The easiest pickings for the ECHELON system are the individuals, organizations, and governments that do not use encryption. In New Zealand’s area, for example, it has proved especially useful against already vulnerable South Pacific nations which do not use any coding, even for government communications (all these communications of New Zealand’s neighbors are supplied, unscreened, to its UKUSA allies). As a result of the revelations in my book, there is currently a project under way in the Pacific to promote and supply publicly available encryption software to vulnerable organizations such as democracy movements in countries with repressive governments. This is one practical way of curbing illegitimate uses of the ECHELON capabilities.
One final comment. All the newspapers, commentators, and “well placed sources” told the public that New Zealand was cut off from US intelligence in the mid-1980s. That was entirely untrue. The intelligence supply to New Zealand did not stop, and instead, the decade since has been a period of increased integration of New Zealand into the US system. Virtually everything the equipment, manuals, ways of operating, jargon, codes, and so on, used in the GCSB continues to be imported entirely from the larger allies (in practice, usually the NSA). As with the Australian and Canadian agencies, most of the priorities continue to come from the US, too.
The main thing that protects these agencies from change is their secrecy. On the day my book arrived in the book shops, without prior publicity, there was an all-day meeting of the intelligence bureaucrats in the prime minister’s department trying to decide if they could prevent it from being distributed. They eventually concluded, sensibly, that the political costs were too high. It is understandable that they were so agitated.

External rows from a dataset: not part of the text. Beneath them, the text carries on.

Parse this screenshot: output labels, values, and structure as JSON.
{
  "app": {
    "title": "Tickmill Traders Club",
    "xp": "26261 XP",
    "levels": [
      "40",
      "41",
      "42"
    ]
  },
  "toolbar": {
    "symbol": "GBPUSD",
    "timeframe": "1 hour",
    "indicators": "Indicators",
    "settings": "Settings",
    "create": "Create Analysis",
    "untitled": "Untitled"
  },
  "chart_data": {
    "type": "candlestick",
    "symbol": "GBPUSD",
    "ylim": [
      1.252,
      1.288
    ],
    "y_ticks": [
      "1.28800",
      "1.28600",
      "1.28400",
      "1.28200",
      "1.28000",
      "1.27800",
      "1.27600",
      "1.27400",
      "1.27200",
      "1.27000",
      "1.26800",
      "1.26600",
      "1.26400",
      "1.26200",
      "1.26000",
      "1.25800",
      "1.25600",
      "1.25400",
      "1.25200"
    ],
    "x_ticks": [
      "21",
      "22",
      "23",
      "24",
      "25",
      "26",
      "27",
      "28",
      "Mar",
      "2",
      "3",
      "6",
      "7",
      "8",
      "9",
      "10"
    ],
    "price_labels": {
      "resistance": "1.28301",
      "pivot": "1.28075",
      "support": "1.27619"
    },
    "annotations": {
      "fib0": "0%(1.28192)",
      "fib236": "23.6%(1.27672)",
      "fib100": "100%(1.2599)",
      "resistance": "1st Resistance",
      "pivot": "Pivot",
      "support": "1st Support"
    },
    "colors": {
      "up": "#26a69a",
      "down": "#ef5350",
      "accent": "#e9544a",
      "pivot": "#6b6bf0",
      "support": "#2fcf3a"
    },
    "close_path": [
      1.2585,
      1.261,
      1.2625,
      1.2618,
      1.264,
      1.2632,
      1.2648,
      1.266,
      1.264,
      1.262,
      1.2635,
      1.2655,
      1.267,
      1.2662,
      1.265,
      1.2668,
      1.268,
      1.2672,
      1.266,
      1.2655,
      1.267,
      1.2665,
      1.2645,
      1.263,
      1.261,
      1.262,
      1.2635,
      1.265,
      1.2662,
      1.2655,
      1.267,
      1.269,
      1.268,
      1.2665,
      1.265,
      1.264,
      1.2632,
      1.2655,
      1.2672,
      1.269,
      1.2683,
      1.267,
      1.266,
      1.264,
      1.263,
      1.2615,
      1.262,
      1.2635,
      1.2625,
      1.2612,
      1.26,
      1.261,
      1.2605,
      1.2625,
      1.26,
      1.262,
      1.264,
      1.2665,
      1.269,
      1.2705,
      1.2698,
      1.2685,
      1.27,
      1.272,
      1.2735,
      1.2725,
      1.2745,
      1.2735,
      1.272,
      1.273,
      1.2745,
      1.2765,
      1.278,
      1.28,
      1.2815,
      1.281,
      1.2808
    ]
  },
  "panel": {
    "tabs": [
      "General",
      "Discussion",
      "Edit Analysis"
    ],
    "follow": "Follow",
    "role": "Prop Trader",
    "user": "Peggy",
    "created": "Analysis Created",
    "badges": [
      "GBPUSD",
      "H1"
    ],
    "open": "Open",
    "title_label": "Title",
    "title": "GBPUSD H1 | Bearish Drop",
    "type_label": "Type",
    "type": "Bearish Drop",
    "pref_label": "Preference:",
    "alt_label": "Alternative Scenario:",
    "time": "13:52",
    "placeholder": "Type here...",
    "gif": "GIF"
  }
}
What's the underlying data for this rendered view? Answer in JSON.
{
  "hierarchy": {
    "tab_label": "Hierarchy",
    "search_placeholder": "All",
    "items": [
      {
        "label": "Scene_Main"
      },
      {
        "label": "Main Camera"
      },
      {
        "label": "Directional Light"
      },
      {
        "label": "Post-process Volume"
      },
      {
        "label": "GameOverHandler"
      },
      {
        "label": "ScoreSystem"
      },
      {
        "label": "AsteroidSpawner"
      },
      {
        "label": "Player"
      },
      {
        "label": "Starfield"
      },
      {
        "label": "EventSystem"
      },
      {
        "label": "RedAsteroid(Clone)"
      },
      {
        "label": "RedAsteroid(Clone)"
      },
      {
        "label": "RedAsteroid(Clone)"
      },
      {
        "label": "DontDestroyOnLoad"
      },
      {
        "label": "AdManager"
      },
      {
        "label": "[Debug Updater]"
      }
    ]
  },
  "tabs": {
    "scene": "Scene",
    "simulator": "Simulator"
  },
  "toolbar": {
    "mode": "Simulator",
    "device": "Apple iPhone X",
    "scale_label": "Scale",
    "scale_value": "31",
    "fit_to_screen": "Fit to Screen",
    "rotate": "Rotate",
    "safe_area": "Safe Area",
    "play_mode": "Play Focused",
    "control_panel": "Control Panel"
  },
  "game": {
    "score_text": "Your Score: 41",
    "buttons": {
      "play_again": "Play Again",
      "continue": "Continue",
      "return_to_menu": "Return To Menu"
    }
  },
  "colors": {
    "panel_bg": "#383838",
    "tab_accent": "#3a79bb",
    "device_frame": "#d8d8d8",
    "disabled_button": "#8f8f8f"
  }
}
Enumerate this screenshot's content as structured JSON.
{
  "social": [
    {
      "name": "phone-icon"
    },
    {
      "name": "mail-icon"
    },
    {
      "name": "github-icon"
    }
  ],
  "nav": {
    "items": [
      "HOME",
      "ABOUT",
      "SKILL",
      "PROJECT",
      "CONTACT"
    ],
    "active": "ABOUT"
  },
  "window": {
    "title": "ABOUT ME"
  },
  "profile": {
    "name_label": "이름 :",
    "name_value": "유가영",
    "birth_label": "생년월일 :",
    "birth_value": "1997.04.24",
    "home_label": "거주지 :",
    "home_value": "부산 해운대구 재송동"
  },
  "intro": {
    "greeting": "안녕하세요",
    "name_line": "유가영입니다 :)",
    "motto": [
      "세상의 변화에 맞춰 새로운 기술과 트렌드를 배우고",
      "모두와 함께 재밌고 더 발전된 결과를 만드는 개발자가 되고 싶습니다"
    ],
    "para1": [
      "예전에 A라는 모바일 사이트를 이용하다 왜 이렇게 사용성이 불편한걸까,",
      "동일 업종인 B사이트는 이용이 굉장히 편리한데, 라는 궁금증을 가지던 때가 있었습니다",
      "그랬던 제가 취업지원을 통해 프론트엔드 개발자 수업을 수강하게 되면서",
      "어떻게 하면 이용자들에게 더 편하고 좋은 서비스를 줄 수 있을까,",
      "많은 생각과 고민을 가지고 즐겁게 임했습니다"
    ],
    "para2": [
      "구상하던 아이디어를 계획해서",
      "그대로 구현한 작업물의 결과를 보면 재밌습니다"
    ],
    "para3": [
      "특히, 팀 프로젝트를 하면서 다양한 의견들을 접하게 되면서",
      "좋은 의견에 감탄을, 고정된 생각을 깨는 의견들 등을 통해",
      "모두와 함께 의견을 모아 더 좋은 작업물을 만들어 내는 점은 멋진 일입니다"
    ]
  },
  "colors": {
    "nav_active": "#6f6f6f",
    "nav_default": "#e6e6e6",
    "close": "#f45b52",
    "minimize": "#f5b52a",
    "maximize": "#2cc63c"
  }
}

Throughout my research, I have faced official denials or governments refusing to comment on publicity about intelligence activities. Given the pervasive atmosphere of secrecy and stonewalling, it is always hard for the public to judge what is fact, what is speculation, and what is paranoia. Thus, in uncovering New Zealand’s role in the NSA-led alliance, my aim was to provide so much detail about the operations the technical systems, the daily work of individual staff members, and even the rooms in which they work inside intelligence facilities that readers could feel confident that they were getting close to the truth. I hope the information leaked by intelligence staff in New Zealand about UKUSA and its systems such as ECHELON will help lead to change.